Semua pulang ke rumah masing-masing. Begitupun dengan ku, kaki yang terpincang ku paksa untuk pulang kerumah, “ibu pasti akan mengobati” batinku. Maklum, aku anak terakhir bisa dibilang bontot, mutlaknya selalu di sayang.
Sampai depan rumah. Setelah di perjalanan penuh perjuangan kaki yang pincang.
Ku dorong gagang pintu kayu rumah ku. Isinya sepi. Tak ada tanda kehidupan sejauh mata mencoba memandang mengamati sampai ke seluruh ruangan.
“ ibu !!! “
“ bapak !! “
“ aku pulang “ ku menderap dengan kaki pincang.
“ tak ada jawaban ?? kemana ibu bapak ku ?? “ batinku cemas
 Lalu, Ku lihat ada beberapa lembar uang dan secarik kertas yang ber isi tulisan di kamarku.
“ anak ku tersayang. Ibu dan bapakmu akan merantau. Jaga baik-baik dirimu. ibu sudah menitipkan kamu kepada kakek dan nenek. Gunakan uang ini dengan sebaik-baiknya. Tetap ber sekolah. Jangan putus semangat. Ibu dan bapak pasti akan kembali dengan membawa kebahagian untuk mu nak ” SOFINGATUN
Klik.tubuhku serasa melayang  se enteng kapas. Hatiku begah, Serasa tak ada riak kehidupan. Tangan ku gemetaran memegang secarik jahanam ini. ku tarik nafas se penuh paru-paru, lalu ku hembuskan ke langit-langit rumah kosong ini. jaring laba-laba seperti meng kasihanku melihat tetesan air mata yang berlinang di sepasang pipi. Sakit perihnya Kaki pincangku meruak menjajah ke seluruh tubuh.

Kedua orang tua ku hanyalah seorang petani. Tapi beliau tidak mujur. Tak ada punya sawah sendiri, hanya menggarap sawah orang dan bagi hasil untuk bayarannya.
barang tentu, itu yang membuat kedua orang tua ku merantau. Aku malu. Sering, jika aku berangkat sekolah, ibu tak punya uang sangu, untuk sarapan pagi saja aku jarang. Penuh terpaksa, ibu meminjam uang ke nenek, acapkali ibu tanpa rasa malu meminjam lembaran kertas berharga itu kepada tetangganya, hanya untuk memberi sangu sekolah ku.

Itu pula yang mengkuatkan ku agar tetap ikhlas dan mencoba mandiri hidup jauh dari orang tua.

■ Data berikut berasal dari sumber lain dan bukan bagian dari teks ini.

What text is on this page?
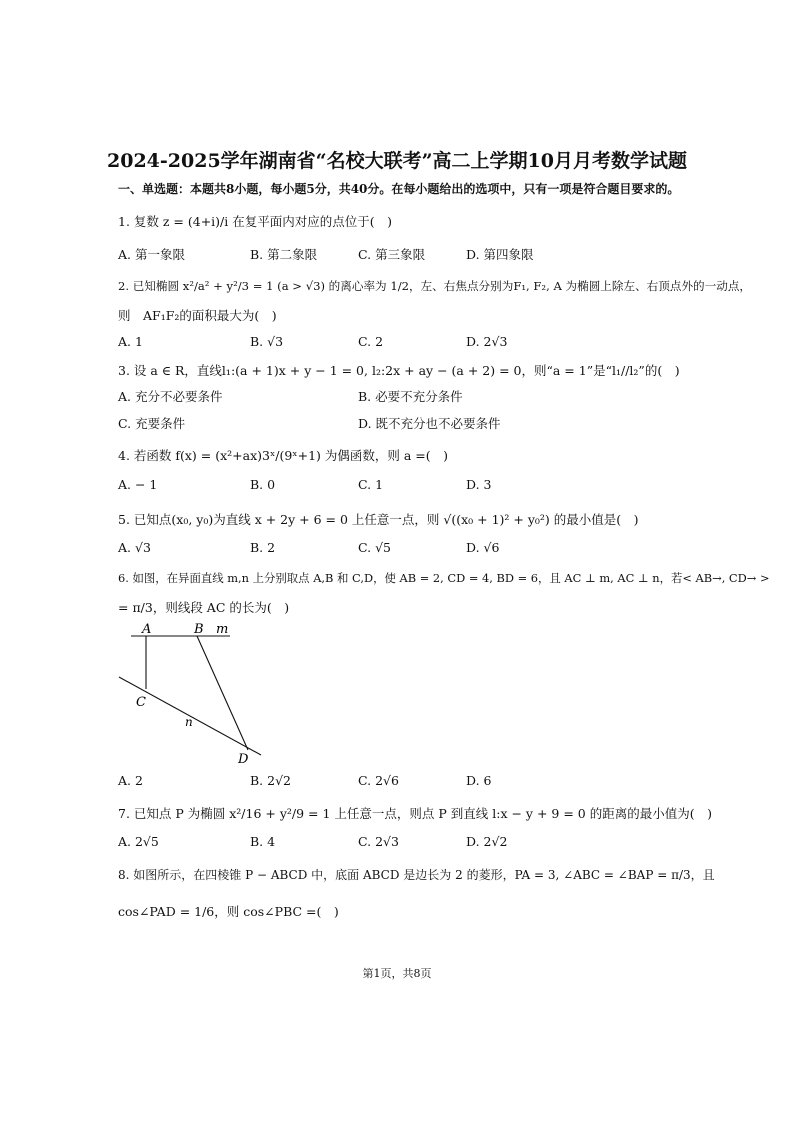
2024-2025学年湖南省“名校大联考”高二上学期10月月考数学试题
一、单选题：本题共8小题，每小题5分，共40分。在每小题给出的选项中，只有一项是符合题目要求的。
1. 复数 z = (4+i)/i 在复平面内对应的点位于(　)
A. 第一象限	B. 第二象限	C. 第三象限	D. 第四象限
2. 已知椭圆 x²/a² + y²/3 = 1 (a > √3) 的离心率为 1/2，左、右焦点分别为F₁, F₂, A 为椭圆上除左、右顶点外的一动点，
则　AF₁F₂的面积最大为(　)
A. 1	B. √3	C. 2	D. 2√3
3. 设 a ∈ R，直线l₁:(a + 1)x + y − 1 = 0, l₂:2x + ay − (a + 2) = 0，则“a = 1”是“l₁//l₂”的(　)
A. 充分不必要条件	B. 必要不充分条件
C. 充要条件	D. 既不充分也不必要条件
4. 若函数 f(x) = (x²+ax)3ˣ/(9ˣ+1) 为偶函数，则 a =(　)
A. − 1	B. 0	C. 1	D. 3
5. 已知点(x₀, y₀)为直线 x + 2y + 6 = 0 上任意一点，则 √((x₀ + 1)² + y₀²) 的最小值是(　)
A. √3	B. 2	C. √5	D. √6
6. 如图，在异面直线 m,n 上分别取点 A,B 和 C,D，使 AB = 2, CD = 4, BD = 6，且 AC ⊥ m, AC ⊥ n，若< AB→, CD→ >
= π/3，则线段 AC 的长为(　)
A	B m
C
n
D
A. 2	B. 2√2	C. 2√6	D. 6
7. 已知点 P 为椭圆 x²/16 + y²/9 = 1 上任意一点，则点 P 到直线 l:x − y + 9 = 0 的距离的最小值为(　)
A. 2√5	B. 4	C. 2√3	D. 2√2
8. 如图所示，在四棱锥 P − ABCD 中，底面 ABCD 是边长为 2 的菱形，PA = 3, ∠ABC = ∠BAP = π/3，且
cos∠PAD = 1/6，则 cos∠PBC =(　)
第1页，共8页
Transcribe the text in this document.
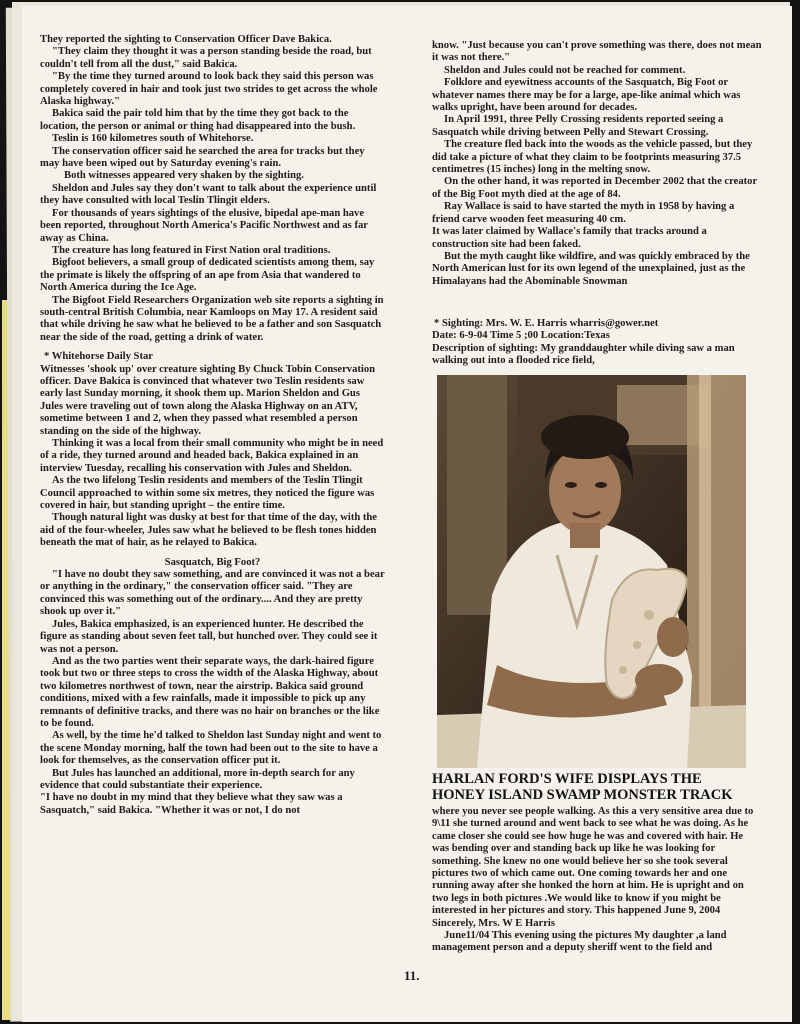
They reported the sighting to Conservation Officer Dave Bakica.

"They claim they thought it was a person standing beside the road, but couldn't tell from all the dust," said Bakica.

"By the time they turned around to look back they said this person was completely covered in hair and took just two strides to get across the whole Alaska highway."

Bakica said the pair told him that by the time they got back to the location, the person or animal or thing had disappeared into the bush.

Teslin is 160 kilometres south of Whitehorse.

The conservation officer said he searched the area for tracks but they may have been wiped out by Saturday evening's rain.

Both witnesses appeared very shaken by the sighting.

Sheldon and Jules say they don't want to talk about the experience until they have consulted with local Teslin Tlingit elders.

For thousands of years sightings of the elusive, bipedal ape-man have been reported, throughout North America's Pacific Northwest and as far away as China.

The creature has long featured in First Nation oral traditions.

Bigfoot believers, a small group of dedicated scientists among them, say the primate is likely the offspring of an ape from Asia that wandered to North America during the Ice Age.

The Bigfoot Field Researchers Organization web site reports a sighting in south-central British Columbia, near Kamloops on May 17. A resident said that while driving he saw what he believed to be a father and son Sasquatch near the side of the road, getting a drink of water.

* Whitehorse Daily Star

Witnesses 'shook up' over creature sighting By Chuck Tobin Conservation officer. Dave Bakica is convinced that whatever two Teslin residents saw early last Sunday morning, it shook them up. Marion Sheldon and Gus Jules were traveling out of town along the Alaska Highway on an ATV, sometime between 1 and 2, when they passed what resembled a person standing on the side of the highway.

Thinking it was a local from their small community who might be in need of a ride, they turned around and headed back, Bakica explained in an interview Tuesday, recalling his conservation with Jules and Sheldon.

As the two lifelong Teslin residents and members of the Teslin Tlingit Council approached to within some six metres, they noticed the figure was covered in hair, but standing upright – the entire time.

Though natural light was dusky at best for that time of the day, with the aid of the four-wheeler, Jules saw what he believed to be flesh tones hidden beneath the mat of hair, as he relayed to Bakica.

Sasquatch, Big Foot?

"I have no doubt they saw something, and are convinced it was not a bear or anything in the ordinary," the conservation officer said. "They are convinced this was something out of the ordinary.... And they are pretty shook up over it."

Jules, Bakica emphasized, is an experienced hunter. He described the figure as standing about seven feet tall, but hunched over. They could see it was not a person.

And as the two parties went their separate ways, the dark-haired figure took but two or three steps to cross the width of the Alaska Highway, about two kilometres northwest of town, near the airstrip. Bakica said ground conditions, mixed with a few rainfalls, made it impossible to pick up any remnants of definitive tracks, and there was no hair on branches or the like to be found.

As well, by the time he'd talked to Sheldon last Sunday night and went to the scene Monday morning, half the town had been out to the site to have a look for themselves, as the conservation officer put it.

But Jules has launched an additional, more in-depth search for any evidence that could substantiate their experience.

"I have no doubt in my mind that they believe what they saw was a Sasquatch," said Bakica. "Whether it was or not, I do not

know. "Just because you can't prove something was there, does not mean it was not there."

Sheldon and Jules could not be reached for comment.

Folklore and eyewitness accounts of the Sasquatch, Big Foot or whatever names there may be for a large, ape-like animal which was walks upright, have been around for decades.

In April 1991, three Pelly Crossing residents reported seeing a Sasquatch while driving between Pelly and Stewart Crossing.

The creature fled back into the woods as the vehicle passed, but they did take a picture of what they claim to be footprints measuring 37.5 centimetres (15 inches) long in the melting snow.

On the other hand, it was reported in December 2002 that the creator of the Big Foot myth died at the age of 84.

Ray Wallace is said to have started the myth in 1958 by having a friend carve wooden feet measuring 40 cm.

It was later claimed by Wallace's family that tracks around a construction site had been faked.

But the myth caught like wildfire, and was quickly embraced by the North American lust for its own legend of the unexplained, just as the Himalayans had the Abominable Snowman

* Sighting: Mrs. W. E. Harris wharris@gower.net

Date: 6-9-04 Time 5 ;00 Location:Texas

Description of sighting: My granddaughter while diving saw a man walking out into a flooded rice field,

HARLAN FORD'S WIFE DISPLAYS THE HONEY ISLAND SWAMP MONSTER TRACK

where you never see people walking. As this a very sensitive area due to 9\11 she turned around and went back to see what he was doing. As he came closer she could see how huge he was and covered with hair. He was bending over and standing back up like he was looking for something. She knew no one would believe her so she took several pictures two of which came out. One coming towards her and one running away after she honked the horn at him. He is upright and on two legs in both pictures .We would like to know if you might be interested in her pictures and story. This happened June 9, 2004

Sincerely, Mrs. W E Harris

June11/04 This evening using the pictures My daughter ,a land management person and a deputy sheriff went to the field and

11.
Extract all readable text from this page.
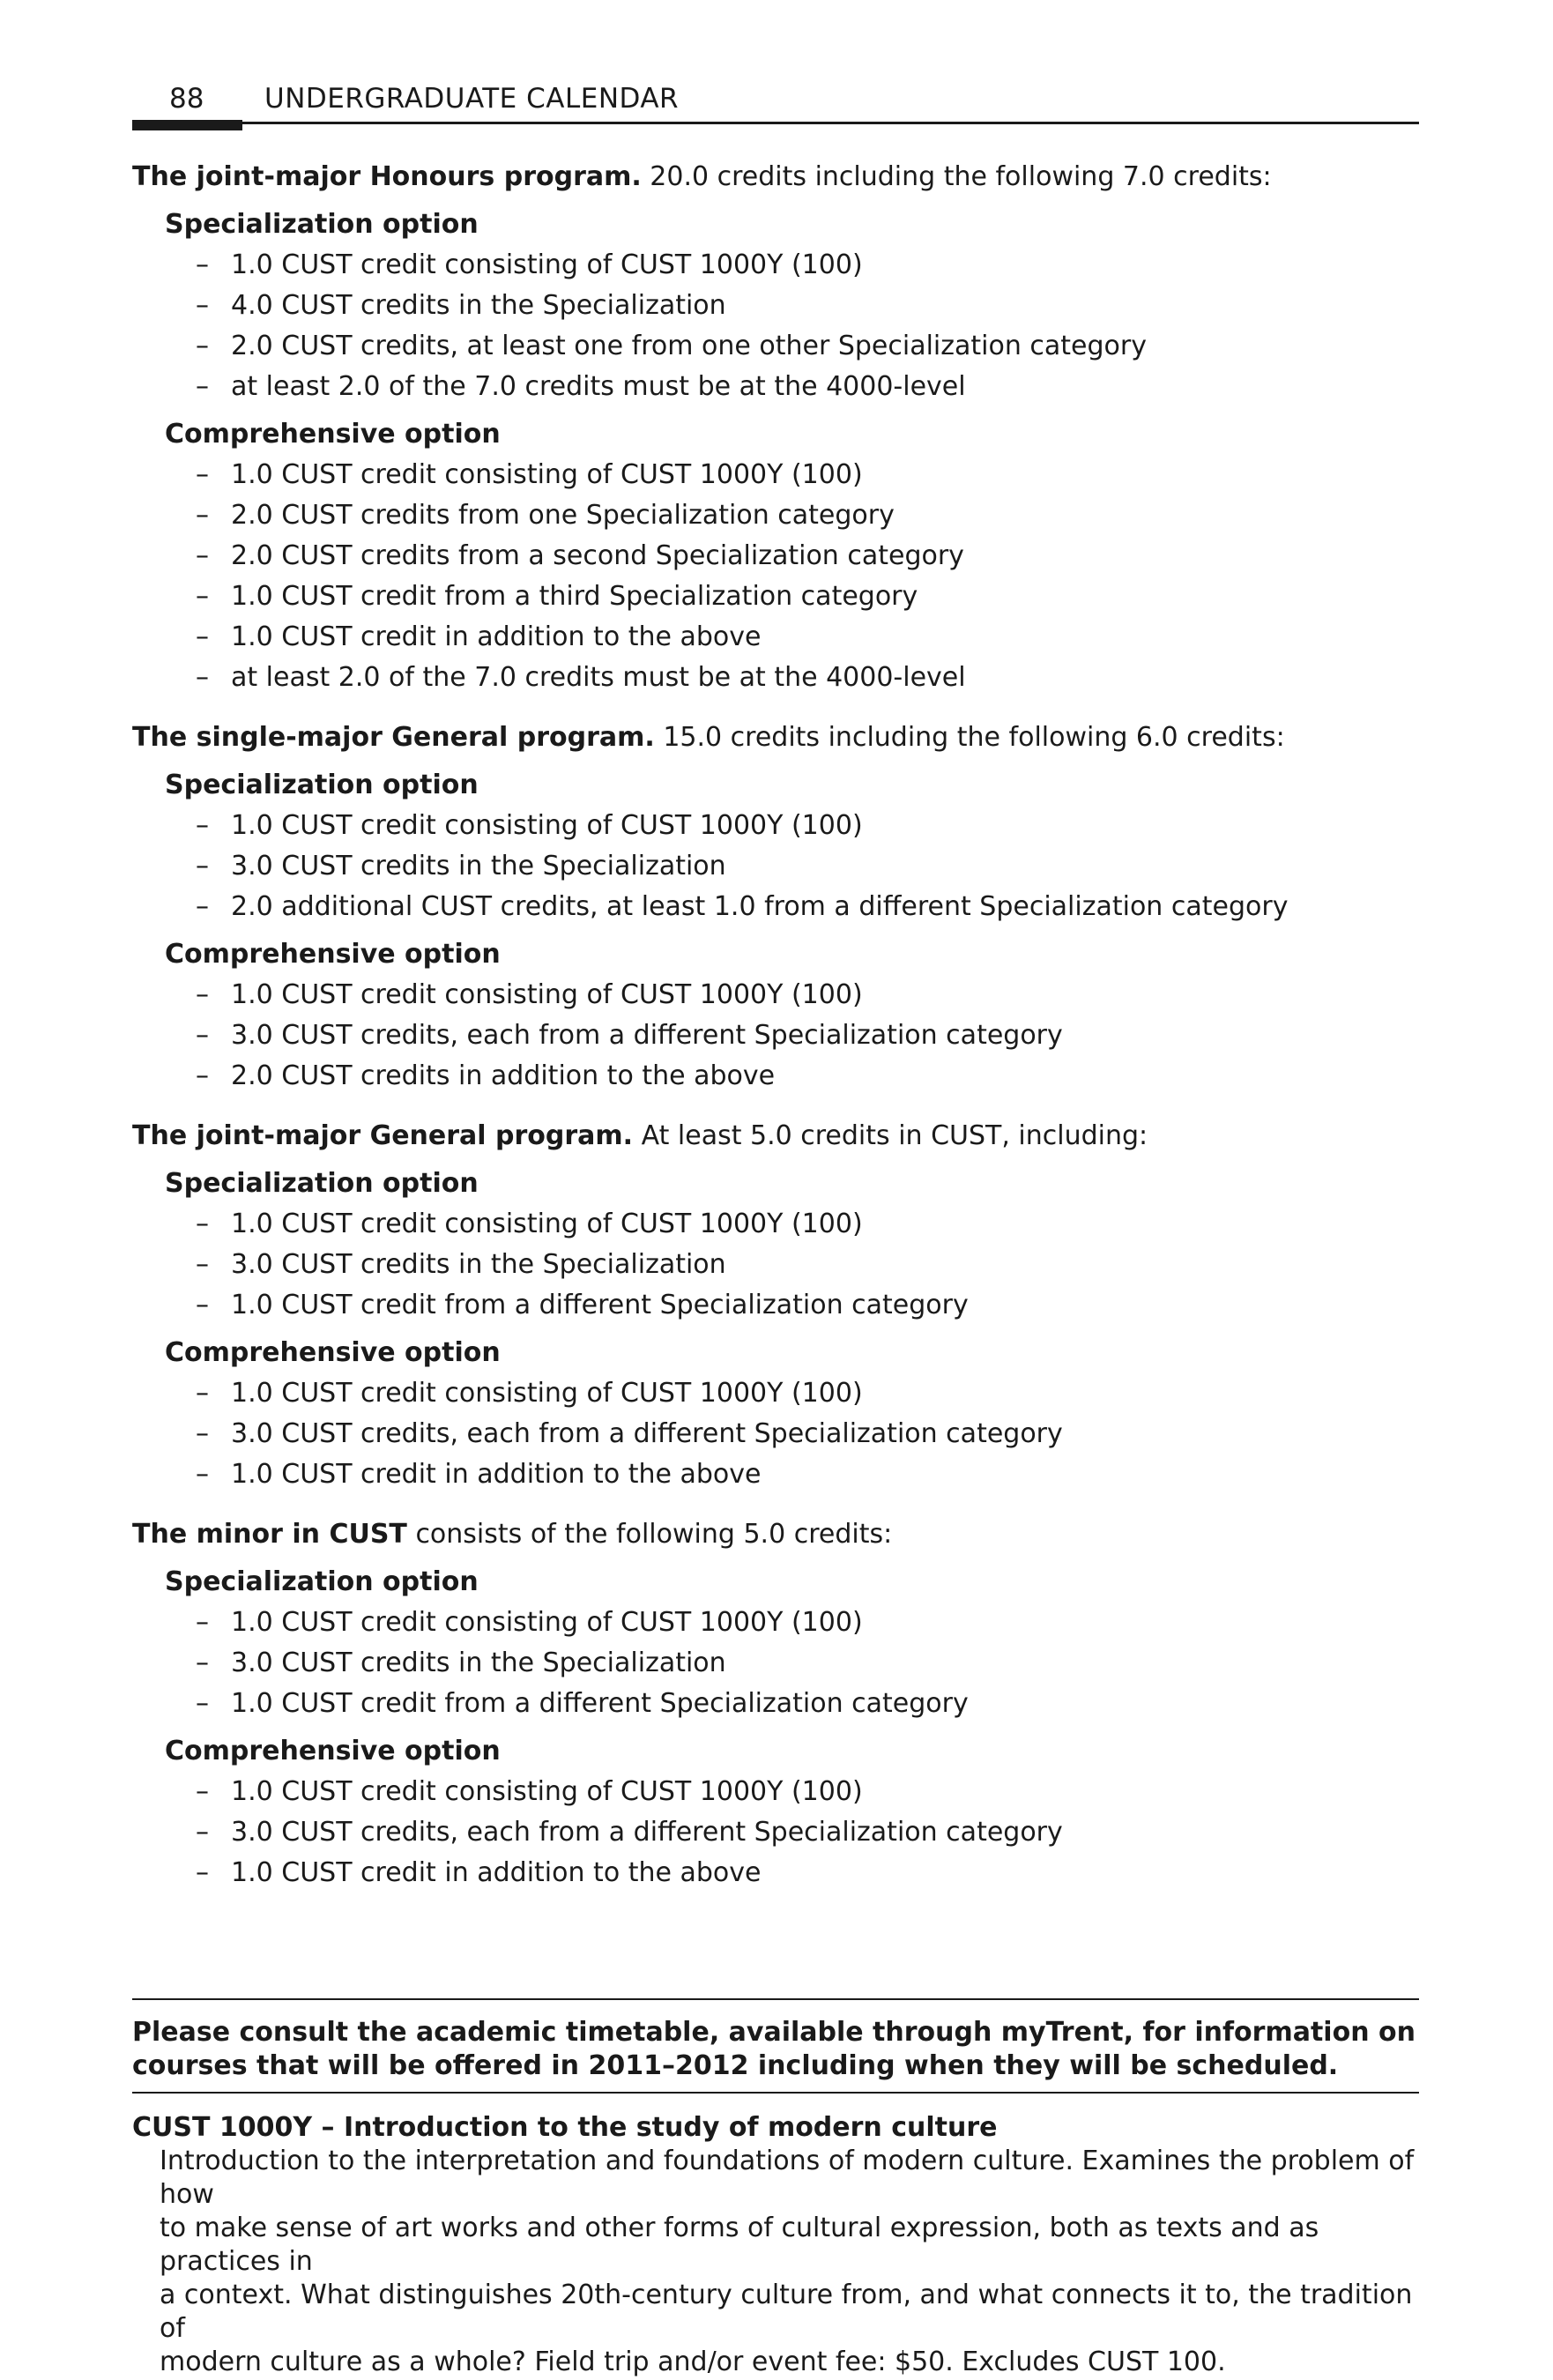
88 UNDERGRADUATE CALENDAR
The joint-major Honours program. 20.0 credits including the following 7.0 credits:
Specialization option
– 1.0 CUST credit consisting of CUST 1000Y (100)
– 4.0 CUST credits in the Specialization
– 2.0 CUST credits, at least one from one other Specialization category
– at least 2.0 of the 7.0 credits must be at the 4000-level
Comprehensive option
– 1.0 CUST credit consisting of CUST 1000Y (100)
– 2.0 CUST credits from one Specialization category
– 2.0 CUST credits from a second Specialization category
– 1.0 CUST credit from a third Specialization category
– 1.0 CUST credit in addition to the above
– at least 2.0 of the 7.0 credits must be at the 4000-level
The single-major General program. 15.0 credits including the following 6.0 credits:
Specialization option
– 1.0 CUST credit consisting of CUST 1000Y (100)
– 3.0 CUST credits in the Specialization
– 2.0 additional CUST credits, at least 1.0 from a different Specialization category
Comprehensive option
– 1.0 CUST credit consisting of CUST 1000Y (100)
– 3.0 CUST credits, each from a different Specialization category
– 2.0 CUST credits in addition to the above
The joint-major General program. At least 5.0 credits in CUST, including:
Specialization option
– 1.0 CUST credit consisting of CUST 1000Y (100)
– 3.0 CUST credits in the Specialization
– 1.0 CUST credit from a different Specialization category
Comprehensive option
– 1.0 CUST credit consisting of CUST 1000Y (100)
– 3.0 CUST credits, each from a different Specialization category
– 1.0 CUST credit in addition to the above
The minor in CUST consists of the following 5.0 credits:
Specialization option
– 1.0 CUST credit consisting of CUST 1000Y (100)
– 3.0 CUST credits in the Specialization
– 1.0 CUST credit from a different Specialization category
Comprehensive option
– 1.0 CUST credit consisting of CUST 1000Y (100)
– 3.0 CUST credits, each from a different Specialization category
– 1.0 CUST credit in addition to the above
Please consult the academic timetable, available through myTrent, for information on
courses that will be offered in 2011–2012 including when they will be scheduled.
CUST 1000Y – Introduction to the study of modern culture
Introduction to the interpretation and foundations of modern culture. Examines the problem of how
to make sense of art works and other forms of cultural expression, both as texts and as practices in
a context. What distinguishes 20th-century culture from, and what connects it to, the tradition of
modern culture as a whole? Field trip and/or event fee: $50. Excludes CUST 100.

Ku yakin ini rencana yang terbaik berian yang maha kuasa. walau Pilu tak dapat di pungkiri nyatanya.
                                                         ******
Beberapa hari menjadi minggu, ku coba membiasakan hidup tanpa kedua orang tua. Nenek dan kakek ku sudah sepuh. Ku tak tega jika kulit keriput dan tubuh bongkoknya untuk mengurusi ku. Mandiku, menimba air di sumur dangkal sendiri, makan ku sendiri, mencuci baju, aku sendiri, tidur aku sendiri.
Bila hujan tiba, kilat bergelayutan di atap genteng. rumah nenek yang sudah peok tak sanggup menahan deraan air runcing dari langit. Bocor dimana-mana. Jika malam, sungguh menyiksa. Malangnya cucu mu ini.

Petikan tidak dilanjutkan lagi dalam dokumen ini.